I am a longtime and grateful user of the linaro bbxm implementation. (For Minix.) Thanks for the great work!
For RTEMS we want to use it to run the RTEMS tests for the (upcoming) beagle support code.
My question is: is Linaro planning to upstream the bbxm code to stock qemu?
Having a single qemu would simplify life for us.
Thanks for your attention!
Ben
On 1 November 2014 23:15, Ben Gras beng@shrike-systems.com wrote:
My question is: is Linaro planning to upstream the bbxm code to stock qemu?
Having a single qemu would simplify life for us.

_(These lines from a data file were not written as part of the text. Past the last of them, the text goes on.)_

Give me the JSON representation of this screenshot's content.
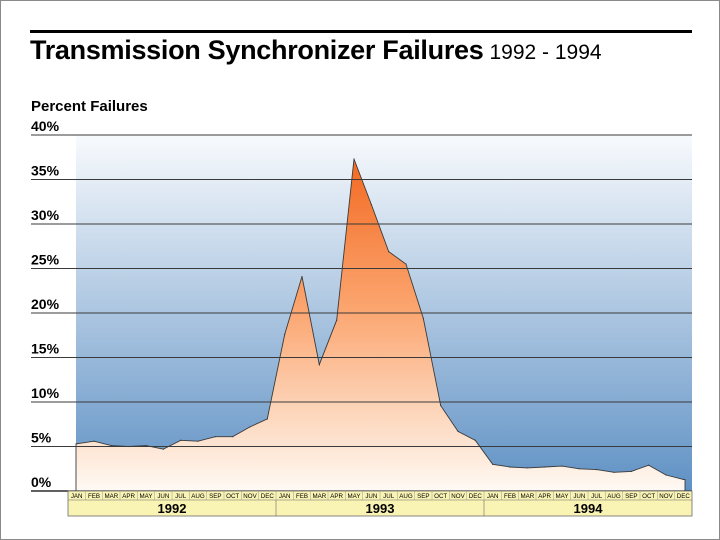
{
  "title": {
    "main": "Transmission Synchronizer Failures",
    "sub": "1992 - 1994"
  },
  "chart_data": {
    "type": "area",
    "title": "Transmission Synchronizer Failures 1992 - 1994",
    "ylabel": "Percent Failures",
    "xlabel": "",
    "ylim": [
      0,
      40
    ],
    "y_ticks": [
      "0%",
      "5%",
      "10%",
      "15%",
      "20%",
      "25%",
      "30%",
      "35%",
      "40%"
    ],
    "grid": true,
    "months": [
      "JAN",
      "FEB",
      "MAR",
      "APR",
      "MAY",
      "JUN",
      "JUL",
      "AUG",
      "SEP",
      "OCT",
      "NOV",
      "DEC"
    ],
    "years": [
      "1992",
      "1993",
      "1994"
    ],
    "series": [
      {
        "values": [
          5.3,
          5.6,
          5.1,
          5.0,
          5.1,
          4.7,
          5.7,
          5.6,
          6.1,
          6.1,
          7.2,
          8.1,
          17.6,
          24.1,
          14.2,
          19.2,
          37.3,
          32.2,
          26.9,
          25.5,
          19.4,
          9.6,
          6.7,
          5.7,
          3.0,
          2.7,
          2.6,
          2.7,
          2.8,
          2.5,
          2.4,
          2.1,
          2.2,
          2.9,
          1.8,
          1.3
        ]
      }
    ],
    "colors": {
      "background_top": "#f8fafd",
      "background_bottom": "#5f91c4",
      "area_peak": "#f26a22",
      "area_base": "#fefaf4",
      "axis_band": "#f9f3b4",
      "gridline": "#3a3a3a"
    }
  }
}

Upstreaming that code is something we would in theory like to do, but it is quite a lot of work required to clean it up to the point where it is upstream quality, so at the moment (and for the last several years!) more urgent/important things have unfortunately taken precedence. (It's probably a couple of months or more worth of work, depending how much of the functionality you want to try to upstream. If anybody wants to tackle the job I'm happy to give suggestions about what needs doing.)
-- PMM
All,
Ok, thanks for letting me know. It's better news than it could have been, e.g. we don't want it mainlined or upstream doesn't want it.
A few months of work sounds like a bit much to take on as a side project at this point, and I have a few already, so no promises. But I am interested in hearing where the first thread is to start pulling at, so to speak.
On Sun, Nov 2, 2014 at 2:06 PM, Peter Maydell peter.maydell@linaro.org wrote:
On 1 November 2014 23:15, Ben Gras beng@shrike-systems.com wrote:
My question is: is Linaro planning to upstream the bbxm code to stock
qemu?
Having a single qemu would simplify life for us.
Upstreaming that code is something we would in theory like to do, but it is quite a lot of work required to clean it up to the point where it is upstream quality, so at the moment (and for the last several years!) more urgent/important things have unfortunately taken precedence. (It's probably a couple of months or more worth of work, depending how much of the functionality you want to try to upstream. If anybody wants to tackle the job I'm happy to give suggestions about what needs doing.)
-- PMM
On 2 November 2014 13:34, Ben Gras beng@shrike-systems.com wrote:
A few months of work sounds like a bit much to take on as a side project at this point, and I have a few already, so no promises. But I am interested in hearing where the first thread is to start pulling at, so to speak.
The major problem is simply that the patches are a nasty mess of new functionality, formatting changes, genuine bugfixes and the odd random unnecessary change, and all of this has to be straightened out into a coherent set of patches for them to go upstream. I managed to do this in some places (and so a few parts of omap3 actually went upstream already) but there is a lot more work still to do.
Also necessary will be updating this fairly old code to modern QEMU standards (most notably making all the devices and SoC containers into proper QOM classes). This is usually fairly straightforward but there is a lot of code here to update.
The omap3's "fake not actually functional trustzone" code that it uses to make the omap3 kernel SMC interface work is going to collide with the actual functional implementation of TZ that's starting to appear upstream, so it will need to be looked at to see how much changing it needs. (If you try to rebase the patches this is probably going to be the nastiest bit to sort out to get them back to functional again.)
My plan last time I was thinking about how to do this was based on trying to identify a minimum subset of devices that would still boot a kernel that was configured with a very minimal set of devices (so no graphics, no MMC, no USB, etc etc). Unfortunately since u-boot for OMAP3 seems to like to probe anything and everything this means that we probably need to start by implementing support for QEMU's -kernel parameter to directly load a kernel rather than letting the guest boot loader do it. Then identify the minimal set of devices and clean up just those to get them into submittable shape. Once those are upstream then the size of the patchset is reduced, which in turn means the pain of maintaining it out of tree is lowered, and it's a bit easier to try to sort out the rest one device at a time.